González, A., Seijo, N. & Mosquera, D. (2009). EMDR in Complex Trauma and Dissociative Disorders. Annual EMDRIA Conference: Looking back, Moving forward. Atlanta

Janet, P. (1965). The major symptoms of hysteria. New York and London: Hafner. (Original work published in 1907.)

Knipe, J. (1995). Targeting defensive avoidance and dissociated numbing. EMDR Network Newsletter, 5(2), 6-7.

Lyons-Ruth, K., Dutra, D., Schuder, M., & Bianchi, LL. (2006) From Infant Attachment Disorganitazion to adult Disoociation: Relational adaptations or traumatic experiences. Psychiatric Clinics of North America, 29(1), 63

Russell, G. (1979). Bulimia nervosa: an ominous variant of anorexia nervosa. Psychological Medicine, 9(3), 429 - 448.

Seijo, N. (2012). EMDR and Eating Disorders. Workshop presentation at the EMDR Spain Association.
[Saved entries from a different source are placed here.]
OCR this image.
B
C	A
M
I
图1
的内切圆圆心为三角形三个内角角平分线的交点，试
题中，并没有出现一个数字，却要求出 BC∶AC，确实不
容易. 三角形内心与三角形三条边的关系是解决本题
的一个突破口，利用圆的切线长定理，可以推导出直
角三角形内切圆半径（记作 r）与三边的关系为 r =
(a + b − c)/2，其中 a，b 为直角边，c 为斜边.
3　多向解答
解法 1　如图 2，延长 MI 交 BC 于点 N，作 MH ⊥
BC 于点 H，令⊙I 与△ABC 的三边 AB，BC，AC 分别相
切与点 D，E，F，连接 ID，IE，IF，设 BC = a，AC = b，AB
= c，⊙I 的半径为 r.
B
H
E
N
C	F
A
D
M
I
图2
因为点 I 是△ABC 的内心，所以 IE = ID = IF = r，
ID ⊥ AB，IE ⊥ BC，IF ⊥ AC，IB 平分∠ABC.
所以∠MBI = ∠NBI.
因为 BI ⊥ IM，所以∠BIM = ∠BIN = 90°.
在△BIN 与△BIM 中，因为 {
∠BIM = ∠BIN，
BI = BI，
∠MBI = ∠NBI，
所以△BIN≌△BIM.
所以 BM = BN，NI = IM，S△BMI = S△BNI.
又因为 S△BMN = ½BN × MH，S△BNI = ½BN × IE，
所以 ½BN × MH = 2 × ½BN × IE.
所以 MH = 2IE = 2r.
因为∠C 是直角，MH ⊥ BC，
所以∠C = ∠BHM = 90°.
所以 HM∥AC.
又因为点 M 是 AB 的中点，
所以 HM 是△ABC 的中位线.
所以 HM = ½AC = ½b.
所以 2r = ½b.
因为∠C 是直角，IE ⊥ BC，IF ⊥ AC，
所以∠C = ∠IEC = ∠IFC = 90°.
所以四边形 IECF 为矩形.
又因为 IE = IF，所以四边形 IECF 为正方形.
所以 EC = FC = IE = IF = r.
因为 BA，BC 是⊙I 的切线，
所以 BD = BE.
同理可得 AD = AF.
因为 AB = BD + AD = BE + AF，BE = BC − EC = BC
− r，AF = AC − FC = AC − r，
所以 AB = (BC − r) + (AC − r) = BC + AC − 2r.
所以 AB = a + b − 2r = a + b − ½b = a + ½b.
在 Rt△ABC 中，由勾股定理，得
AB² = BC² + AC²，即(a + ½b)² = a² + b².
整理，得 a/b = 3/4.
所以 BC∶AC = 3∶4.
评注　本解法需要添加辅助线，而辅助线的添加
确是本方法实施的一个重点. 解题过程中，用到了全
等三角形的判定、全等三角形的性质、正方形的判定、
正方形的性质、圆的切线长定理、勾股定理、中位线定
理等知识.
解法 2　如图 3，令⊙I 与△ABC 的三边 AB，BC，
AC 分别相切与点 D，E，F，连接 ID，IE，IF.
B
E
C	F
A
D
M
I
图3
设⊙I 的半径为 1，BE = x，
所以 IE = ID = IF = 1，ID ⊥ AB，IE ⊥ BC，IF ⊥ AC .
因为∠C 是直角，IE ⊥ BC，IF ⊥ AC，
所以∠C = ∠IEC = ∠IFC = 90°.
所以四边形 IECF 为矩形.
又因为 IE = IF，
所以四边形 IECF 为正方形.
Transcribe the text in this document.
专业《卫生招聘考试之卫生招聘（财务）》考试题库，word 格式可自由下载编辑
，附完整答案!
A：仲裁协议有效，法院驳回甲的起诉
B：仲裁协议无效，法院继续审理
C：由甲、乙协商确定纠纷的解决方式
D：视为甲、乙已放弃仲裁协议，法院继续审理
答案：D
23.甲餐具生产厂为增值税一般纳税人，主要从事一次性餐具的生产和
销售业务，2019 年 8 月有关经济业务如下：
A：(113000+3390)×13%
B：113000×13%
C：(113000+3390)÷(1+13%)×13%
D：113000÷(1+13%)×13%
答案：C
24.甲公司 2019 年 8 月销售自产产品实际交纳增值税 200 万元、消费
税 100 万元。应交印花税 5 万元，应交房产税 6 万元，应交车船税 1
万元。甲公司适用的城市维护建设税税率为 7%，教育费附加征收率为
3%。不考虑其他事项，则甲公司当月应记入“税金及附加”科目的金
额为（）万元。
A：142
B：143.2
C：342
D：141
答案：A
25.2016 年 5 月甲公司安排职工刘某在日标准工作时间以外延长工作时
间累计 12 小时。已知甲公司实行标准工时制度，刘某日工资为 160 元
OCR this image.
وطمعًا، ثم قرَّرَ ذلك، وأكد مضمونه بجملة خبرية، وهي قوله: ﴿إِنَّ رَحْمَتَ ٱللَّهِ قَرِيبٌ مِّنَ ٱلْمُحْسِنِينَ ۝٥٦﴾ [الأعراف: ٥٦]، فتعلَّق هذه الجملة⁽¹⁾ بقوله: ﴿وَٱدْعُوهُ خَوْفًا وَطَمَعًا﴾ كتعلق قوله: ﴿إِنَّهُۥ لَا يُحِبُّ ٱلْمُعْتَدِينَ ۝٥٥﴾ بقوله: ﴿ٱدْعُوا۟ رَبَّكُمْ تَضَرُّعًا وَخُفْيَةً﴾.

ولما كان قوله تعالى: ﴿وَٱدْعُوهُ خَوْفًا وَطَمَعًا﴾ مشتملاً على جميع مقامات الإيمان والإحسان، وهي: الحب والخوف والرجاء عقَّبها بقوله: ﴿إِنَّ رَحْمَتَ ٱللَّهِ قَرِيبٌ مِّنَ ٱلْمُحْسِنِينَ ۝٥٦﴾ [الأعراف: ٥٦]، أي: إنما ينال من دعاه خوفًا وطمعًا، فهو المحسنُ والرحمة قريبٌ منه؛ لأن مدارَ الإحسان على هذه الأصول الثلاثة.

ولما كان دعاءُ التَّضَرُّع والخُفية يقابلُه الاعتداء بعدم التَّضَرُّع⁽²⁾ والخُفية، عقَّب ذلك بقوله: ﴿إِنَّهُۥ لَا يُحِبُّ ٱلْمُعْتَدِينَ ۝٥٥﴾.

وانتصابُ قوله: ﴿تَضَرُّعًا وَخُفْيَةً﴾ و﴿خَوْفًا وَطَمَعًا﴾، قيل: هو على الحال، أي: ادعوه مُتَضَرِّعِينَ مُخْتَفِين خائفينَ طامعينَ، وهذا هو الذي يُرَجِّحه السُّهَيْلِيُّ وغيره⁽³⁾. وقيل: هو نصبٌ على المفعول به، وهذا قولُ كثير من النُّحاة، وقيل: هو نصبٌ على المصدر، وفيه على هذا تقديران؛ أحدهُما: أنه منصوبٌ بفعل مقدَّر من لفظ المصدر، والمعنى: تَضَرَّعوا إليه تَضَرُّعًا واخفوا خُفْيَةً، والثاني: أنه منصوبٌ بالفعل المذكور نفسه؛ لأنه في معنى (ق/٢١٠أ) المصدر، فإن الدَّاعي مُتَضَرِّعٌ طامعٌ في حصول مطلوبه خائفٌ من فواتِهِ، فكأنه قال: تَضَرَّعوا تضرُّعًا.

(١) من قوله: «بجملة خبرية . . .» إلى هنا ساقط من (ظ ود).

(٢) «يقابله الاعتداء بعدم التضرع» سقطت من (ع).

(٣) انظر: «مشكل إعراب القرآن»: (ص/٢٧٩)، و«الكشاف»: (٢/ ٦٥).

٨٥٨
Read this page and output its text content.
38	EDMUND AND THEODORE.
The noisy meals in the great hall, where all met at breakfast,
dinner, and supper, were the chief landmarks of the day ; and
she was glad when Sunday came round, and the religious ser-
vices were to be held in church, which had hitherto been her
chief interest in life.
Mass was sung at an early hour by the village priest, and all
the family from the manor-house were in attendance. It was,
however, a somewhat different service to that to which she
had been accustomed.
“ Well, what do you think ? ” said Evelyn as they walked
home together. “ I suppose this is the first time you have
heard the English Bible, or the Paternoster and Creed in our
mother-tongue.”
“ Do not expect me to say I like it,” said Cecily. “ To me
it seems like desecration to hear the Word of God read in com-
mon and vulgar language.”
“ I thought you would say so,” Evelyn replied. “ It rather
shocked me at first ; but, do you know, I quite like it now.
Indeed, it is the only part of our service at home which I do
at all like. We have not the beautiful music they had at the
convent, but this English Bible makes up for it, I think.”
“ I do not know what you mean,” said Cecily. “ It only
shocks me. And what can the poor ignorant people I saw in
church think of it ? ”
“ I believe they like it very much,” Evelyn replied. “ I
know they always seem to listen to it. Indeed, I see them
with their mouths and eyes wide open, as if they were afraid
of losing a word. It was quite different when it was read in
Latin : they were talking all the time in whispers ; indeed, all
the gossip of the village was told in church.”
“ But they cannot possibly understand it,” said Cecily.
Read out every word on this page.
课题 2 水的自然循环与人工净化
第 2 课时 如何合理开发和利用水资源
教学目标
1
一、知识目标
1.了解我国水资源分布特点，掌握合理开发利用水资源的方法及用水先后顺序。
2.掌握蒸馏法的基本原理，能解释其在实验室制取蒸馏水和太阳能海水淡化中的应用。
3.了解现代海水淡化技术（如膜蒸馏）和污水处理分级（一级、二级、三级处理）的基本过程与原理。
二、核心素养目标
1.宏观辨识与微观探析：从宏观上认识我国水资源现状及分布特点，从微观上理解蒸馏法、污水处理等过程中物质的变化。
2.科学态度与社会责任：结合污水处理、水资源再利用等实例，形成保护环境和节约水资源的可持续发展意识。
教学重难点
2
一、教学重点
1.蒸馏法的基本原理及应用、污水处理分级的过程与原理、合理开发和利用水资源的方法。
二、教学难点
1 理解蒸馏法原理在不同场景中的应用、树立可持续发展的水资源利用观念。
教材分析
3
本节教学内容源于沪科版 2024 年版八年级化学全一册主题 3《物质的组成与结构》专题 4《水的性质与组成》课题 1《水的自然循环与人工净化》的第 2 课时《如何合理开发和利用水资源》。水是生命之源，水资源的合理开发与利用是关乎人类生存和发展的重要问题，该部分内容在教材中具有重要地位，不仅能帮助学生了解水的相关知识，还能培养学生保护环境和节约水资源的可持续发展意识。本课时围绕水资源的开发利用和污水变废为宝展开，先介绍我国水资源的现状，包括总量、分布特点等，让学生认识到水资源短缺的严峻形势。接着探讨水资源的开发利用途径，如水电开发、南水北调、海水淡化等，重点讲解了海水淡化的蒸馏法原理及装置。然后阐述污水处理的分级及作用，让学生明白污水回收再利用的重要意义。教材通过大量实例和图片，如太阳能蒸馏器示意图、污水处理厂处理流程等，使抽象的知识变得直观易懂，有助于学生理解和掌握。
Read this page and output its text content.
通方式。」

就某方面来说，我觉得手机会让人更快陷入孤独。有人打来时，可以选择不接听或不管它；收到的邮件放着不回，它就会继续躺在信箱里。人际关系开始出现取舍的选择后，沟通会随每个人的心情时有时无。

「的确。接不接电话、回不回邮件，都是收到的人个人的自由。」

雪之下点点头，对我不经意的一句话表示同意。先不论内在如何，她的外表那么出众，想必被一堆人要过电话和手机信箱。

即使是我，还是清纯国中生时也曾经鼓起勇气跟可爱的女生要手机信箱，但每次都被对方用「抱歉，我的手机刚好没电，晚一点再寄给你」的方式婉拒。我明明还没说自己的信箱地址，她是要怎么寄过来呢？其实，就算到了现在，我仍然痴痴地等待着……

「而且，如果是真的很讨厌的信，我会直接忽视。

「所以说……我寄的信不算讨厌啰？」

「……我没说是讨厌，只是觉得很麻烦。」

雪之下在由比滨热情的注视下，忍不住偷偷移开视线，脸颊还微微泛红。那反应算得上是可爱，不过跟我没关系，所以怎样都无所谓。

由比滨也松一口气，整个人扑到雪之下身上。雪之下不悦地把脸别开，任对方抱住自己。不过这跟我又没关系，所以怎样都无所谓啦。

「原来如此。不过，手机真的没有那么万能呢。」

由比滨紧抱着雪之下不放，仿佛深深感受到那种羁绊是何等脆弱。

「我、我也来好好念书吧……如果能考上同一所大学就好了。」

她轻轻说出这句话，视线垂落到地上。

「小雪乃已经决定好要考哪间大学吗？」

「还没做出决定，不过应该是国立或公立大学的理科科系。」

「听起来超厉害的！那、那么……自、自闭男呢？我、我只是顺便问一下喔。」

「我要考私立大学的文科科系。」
Seubert, A.  & Lightstone, J.  (2009). The case of mistaken identity: Ego states and eating disorders. In R. Shapiro (Ed.), EMDR Solutions II For Depression, Eating Disorders, Performance and More (pp. 193-198). New York: Norton.

Torem, M. (1986). Dissociative states presenting as an Eating Disorder. American Journal of Clinical Hypnosis, 29(2), 137-142.

Vanderlinden, J. & Vandereycken, W. (1997). Trauma, dissociation and impulse dyscontrol in eating disorders. Philadelphia: Brunner/Mazel.